Murder on the Midnight Plane
- Author: Gaby Waters
- Illustrator: Graham Round
- Cover artist: Graham Round
- Language: English
- Series: Usborne Puzzle Adventure series
- Genre: Children's literature
- Publisher: Usborne Publishing Ltd
- Publication date: 1986
- Publication place: United Kingdom
- Media type: Print (Hardcover and Paperback)
- Pages: 48
- ISBN: 0-86020-952-0 (paperback), ISBN 0-86020-953-9 (hardback)
- OCLC: 16758969
- Preceded by: The Curse of the Lost Idol
- Followed by: The Incredible Dinosaur Expedition

= Murder on the Midnight Plane =

Children's puzzle book

Murder on the Midnight Plane is book 3 in the Usborne Puzzle Adventure series of children's books.
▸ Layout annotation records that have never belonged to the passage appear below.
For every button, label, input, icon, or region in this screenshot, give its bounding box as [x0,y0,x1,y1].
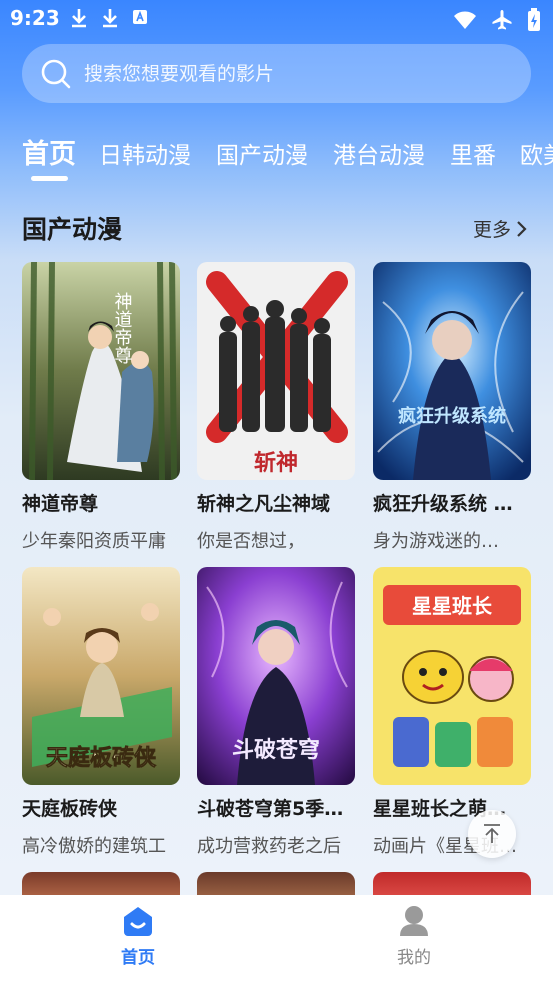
video-card[interactable]: 疯狂升级系统 疯狂升级系统 第二季 身为游戏迷的… [373,262,531,553]
poster-image[interactable]: 斗破苍穹 [197,567,355,785]
card-title[interactable]: 斗破苍穹第5季… [197,794,355,821]
poster-title-text: 天庭板砖侠 [46,745,157,771]
card-title[interactable]: 疯狂升级系统 第二季 [373,489,531,516]
poster-title-text: 斩神 [254,450,298,476]
video-card[interactable]: 星星班长 星星班长之萌… 动画片《星星班长》 [373,567,531,858]
battery-charging-icon [528,8,540,31]
download-icon [103,9,117,28]
nav-profile[interactable]: 我的 [354,905,474,968]
card-title[interactable]: 天庭板砖侠 [22,794,180,821]
download-icon [72,9,86,28]
card-title[interactable]: 神道帝尊 [22,489,180,516]
search-input[interactable] [84,62,484,85]
category-tabs: 首页 日韩动漫 国产动漫 港台动漫 里番 欧美 [0,128,553,188]
translate-icon [133,10,147,24]
poster-title-text: 斗破苍穹 [232,737,320,763]
poster-image[interactable]: 天庭板砖侠 [22,567,180,785]
poster-title-text: 疯狂升级系统 [398,405,506,427]
poster-image[interactable]: 神道帝尊 [22,262,180,480]
poster-image[interactable]: 星星班长 [373,567,531,785]
search-bar[interactable] [22,44,531,103]
search-icon [41,59,71,88]
wifi-icon [454,11,476,29]
status-bar: 9:23 [0,0,553,38]
profile-icon [400,906,428,936]
more-button[interactable]: 更多 [473,215,527,242]
tab-hk-tw-anime[interactable]: 港台动漫 [333,136,425,170]
card-description: 身为游戏迷的… [373,531,499,552]
card-description: 高冷傲娇的建筑工 [22,836,166,857]
poster-title-text: 神道帝尊 [112,292,133,365]
tab-western[interactable]: 欧美 [520,136,553,170]
section-title: 国产动漫 [22,215,123,244]
chevron-right-icon [517,220,527,237]
tab-japan-korea-anime[interactable]: 日韩动漫 [99,136,191,170]
more-label: 更多 [473,219,512,241]
airplane-mode-icon [492,10,512,30]
bottom-nav: 首页 我的 [0,895,553,983]
poster-image[interactable]: 疯狂升级系统 [373,262,531,480]
card-title[interactable]: 斩神之凡尘神域 [197,489,355,516]
poster-image[interactable]: 斩神 [197,262,355,480]
tab-lifan[interactable]: 里番 [450,136,496,170]
home-icon [124,907,152,936]
nav-home-label: 首页 [121,948,155,968]
back-to-top-button[interactable] [468,810,516,858]
video-card[interactable]: 斩神 斩神之凡尘神域 你是否想过， [197,262,355,553]
tab-home[interactable]: 首页 [22,132,76,171]
video-card[interactable]: 斗破苍穹 斗破苍穹第5季… 成功营救药老之后 [197,567,355,858]
status-time: 9:23 [10,6,60,30]
nav-home[interactable]: 首页 [78,905,198,968]
poster-title-text: 星星班长 [412,594,493,618]
card-description: 少年秦阳资质平庸 [22,531,166,552]
nav-profile-label: 我的 [397,948,431,968]
card-description: 成功营救药老之后 [197,836,341,857]
video-card[interactable]: 神道帝尊 神道帝尊 少年秦阳资质平庸 [22,262,180,553]
tab-indicator [31,176,68,181]
arrow-up-icon [484,824,500,843]
video-card[interactable]: 天庭板砖侠 天庭板砖侠 高冷傲娇的建筑工 [22,567,180,858]
tab-domestic-anime[interactable]: 国产动漫 [216,136,308,170]
card-description: 你是否想过， [197,531,305,552]
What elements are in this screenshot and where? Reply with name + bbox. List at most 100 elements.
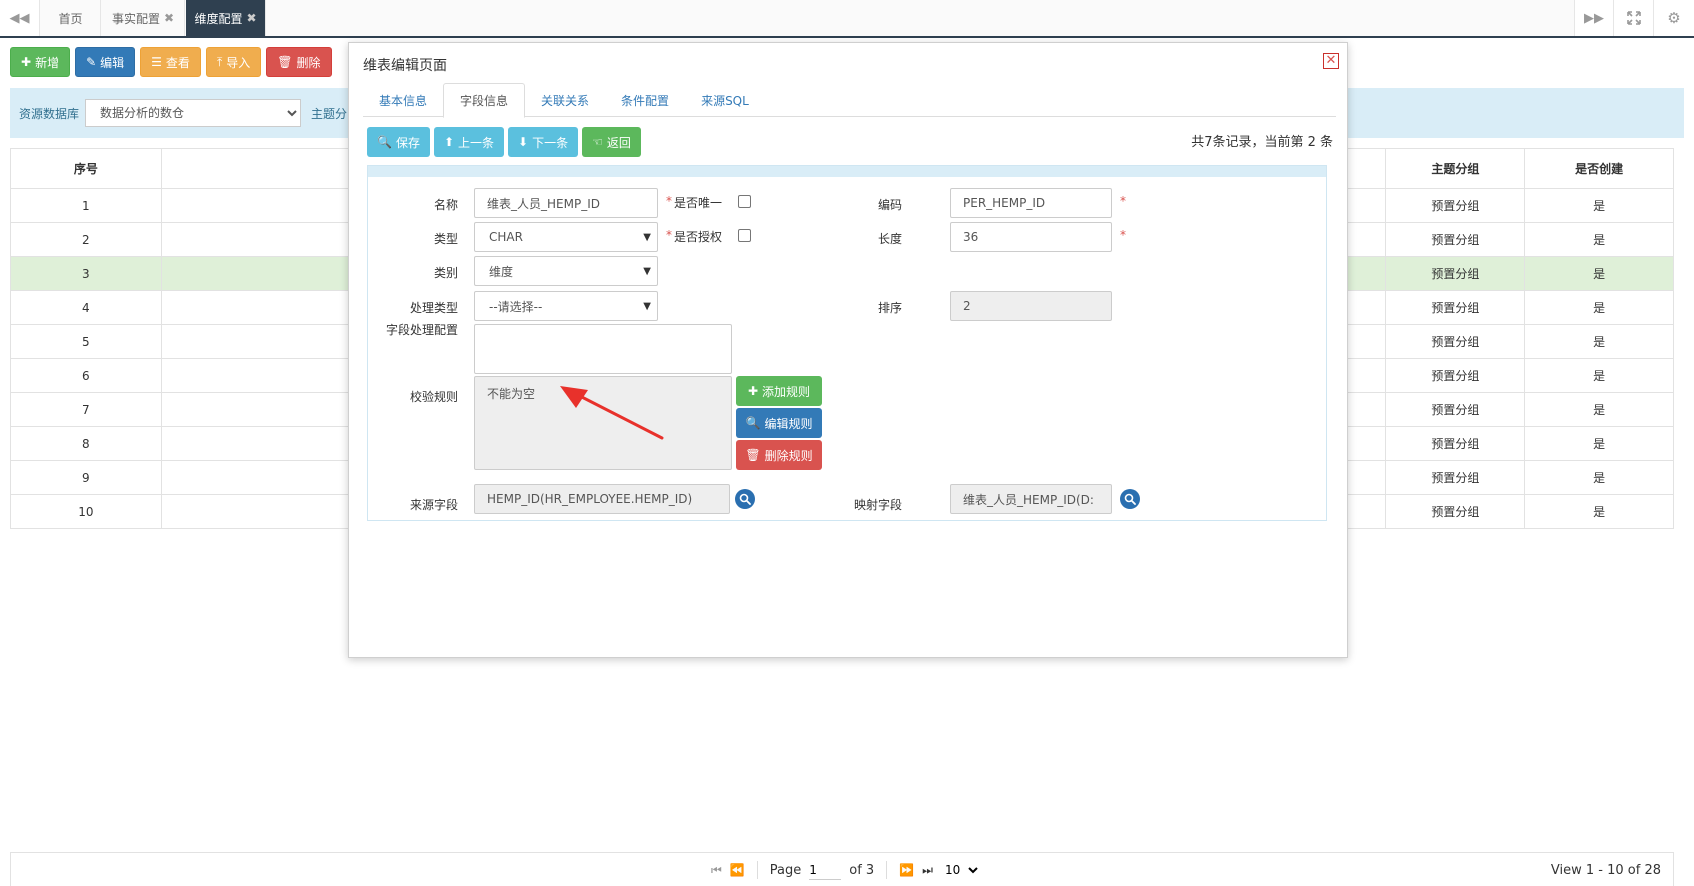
prev-page-icon[interactable]: ⏪ — [730, 863, 745, 877]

This was originally marketed as a "Solve It Yourself" book. Later this book series was renamed "Usborne Puzzle Adventures".

==Purpose of the plot==
This plot focuses on twin siblings flying on the titular midnight plane, who have to determine who murdered the man in seat number thirteen. The clues involved in solving this mystery include ruling out the initial diagnosis of food poisoning (as the victim only ate food that was also eaten by someone else), identifying who had the opportunity to hide the poison in a box of toffees (those who refused a toffee didn't touch the box), and from there work out which of the remaining passengers had motive and opportunity to kill the victim.

==Availability==
This title is in print. It is also available in the compendium's "Puzzle Adventure Omnibus" (ISBN 0-7460-1854-1), "Usborne Big Book of Puzzle Adventures" (ISBN 0-7460-5424-6) and the "Usborne Solve Your Own Mystery Stories" (ISBN 0-7460-0014-6).